‘Missing’ Iraqi General Now in Kuwait: Paper

Author: 
Agence France Presse
Publication Date: 
Mon, 2003-04-07 03:00

COPENHAGEN, 7 April 2003 — Former Iraqi Gen. Nizar Al-Khazraji, touted as a possible successor to President Saddam Hussein, is now in Kuwait after escaping from Denmark last month with the help of the CIA, the Danish daily Politiken reported yesterday.

Citing a report by the former head of the CIA’s counter-terrorism department — a copy of which was obtained by the paper — Politiken said the US security services see Khazraji as their preferred successor for Saddam in a postwar Iraq, a view that is not shared by the Pentagon.

The ex-CIA official, who completed the confidential report on March 28, said the US intelligence services secretly extracted Khazraji and that he was currently helping US forces in the war against Baghdad, according to Politiken.
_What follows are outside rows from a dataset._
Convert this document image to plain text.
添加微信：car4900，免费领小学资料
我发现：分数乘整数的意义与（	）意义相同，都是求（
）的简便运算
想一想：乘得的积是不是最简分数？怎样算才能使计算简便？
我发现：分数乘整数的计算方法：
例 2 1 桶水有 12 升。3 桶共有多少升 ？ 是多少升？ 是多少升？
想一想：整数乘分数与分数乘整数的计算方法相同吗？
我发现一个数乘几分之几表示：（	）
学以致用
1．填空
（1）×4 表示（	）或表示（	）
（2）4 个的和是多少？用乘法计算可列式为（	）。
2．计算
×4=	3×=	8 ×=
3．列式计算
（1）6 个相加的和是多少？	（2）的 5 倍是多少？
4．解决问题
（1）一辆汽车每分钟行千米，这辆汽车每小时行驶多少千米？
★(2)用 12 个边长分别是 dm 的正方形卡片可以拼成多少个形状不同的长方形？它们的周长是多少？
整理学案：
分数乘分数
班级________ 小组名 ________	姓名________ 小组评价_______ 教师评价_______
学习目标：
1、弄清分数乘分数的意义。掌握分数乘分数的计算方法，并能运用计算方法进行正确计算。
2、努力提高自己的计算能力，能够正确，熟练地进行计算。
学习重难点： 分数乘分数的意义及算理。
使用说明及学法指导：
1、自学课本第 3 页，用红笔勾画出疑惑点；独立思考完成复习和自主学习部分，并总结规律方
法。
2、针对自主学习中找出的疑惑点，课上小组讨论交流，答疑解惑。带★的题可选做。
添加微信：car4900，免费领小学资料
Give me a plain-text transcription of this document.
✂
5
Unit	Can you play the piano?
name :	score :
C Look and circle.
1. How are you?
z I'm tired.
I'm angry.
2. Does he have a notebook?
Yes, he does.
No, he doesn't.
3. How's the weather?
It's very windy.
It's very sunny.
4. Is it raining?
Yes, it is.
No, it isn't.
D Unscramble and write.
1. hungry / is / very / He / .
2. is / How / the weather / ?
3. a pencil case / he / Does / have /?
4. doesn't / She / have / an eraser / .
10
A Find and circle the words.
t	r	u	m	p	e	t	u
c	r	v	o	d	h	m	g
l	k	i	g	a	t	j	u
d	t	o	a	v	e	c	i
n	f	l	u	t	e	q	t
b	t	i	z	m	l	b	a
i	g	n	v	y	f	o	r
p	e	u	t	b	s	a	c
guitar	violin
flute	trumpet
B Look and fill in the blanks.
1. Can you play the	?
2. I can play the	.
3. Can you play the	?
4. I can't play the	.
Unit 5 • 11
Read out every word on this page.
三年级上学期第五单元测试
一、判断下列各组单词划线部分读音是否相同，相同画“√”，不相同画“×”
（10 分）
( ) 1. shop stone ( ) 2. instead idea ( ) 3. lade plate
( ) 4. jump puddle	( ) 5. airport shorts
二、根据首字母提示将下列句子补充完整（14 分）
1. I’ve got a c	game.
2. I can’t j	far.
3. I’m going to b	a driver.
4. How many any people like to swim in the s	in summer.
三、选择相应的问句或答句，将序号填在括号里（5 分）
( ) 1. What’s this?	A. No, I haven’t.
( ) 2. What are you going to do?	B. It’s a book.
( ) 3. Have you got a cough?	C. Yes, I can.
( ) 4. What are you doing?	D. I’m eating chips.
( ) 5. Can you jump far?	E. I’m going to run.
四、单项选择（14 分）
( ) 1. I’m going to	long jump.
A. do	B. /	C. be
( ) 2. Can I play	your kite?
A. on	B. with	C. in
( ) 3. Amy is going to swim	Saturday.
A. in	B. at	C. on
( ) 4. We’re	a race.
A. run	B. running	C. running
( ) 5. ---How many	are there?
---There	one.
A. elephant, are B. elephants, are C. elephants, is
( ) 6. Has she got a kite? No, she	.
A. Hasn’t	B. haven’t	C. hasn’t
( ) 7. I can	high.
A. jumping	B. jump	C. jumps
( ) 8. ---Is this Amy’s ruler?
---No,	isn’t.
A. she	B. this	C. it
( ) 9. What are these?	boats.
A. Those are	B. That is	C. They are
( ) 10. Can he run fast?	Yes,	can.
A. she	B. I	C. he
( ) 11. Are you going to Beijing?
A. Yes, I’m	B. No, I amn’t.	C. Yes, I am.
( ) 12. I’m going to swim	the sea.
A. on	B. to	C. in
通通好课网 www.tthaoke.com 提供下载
On March 22 the B.T. newspaper first reported that the CIA may have been behind a move to spirit out Khazraji, believed to be the highest ranking officer to have defected from Iraq. The ex-CIA official who wrote the report, Vincent Cannistraro, has declined to comment on the document.

Khazraji, who has been charged with war crimes for chemical weapon attacks on Iraqi Kurds in the 1980s, went missing from his house arrest in Denmark on March 15.

He was previously head of the Iraqi armed forces during the invasion of Kuwait in 1990. He subsequently fled to Jordan in 1995 and three years later applied for political asylum in Denmark.

In February last year London-based Arabic daily Al-Hayat quoted opposition sources in Syria as saying the US had chosen Khazraji to run Iraq after the overthrow of Saddam.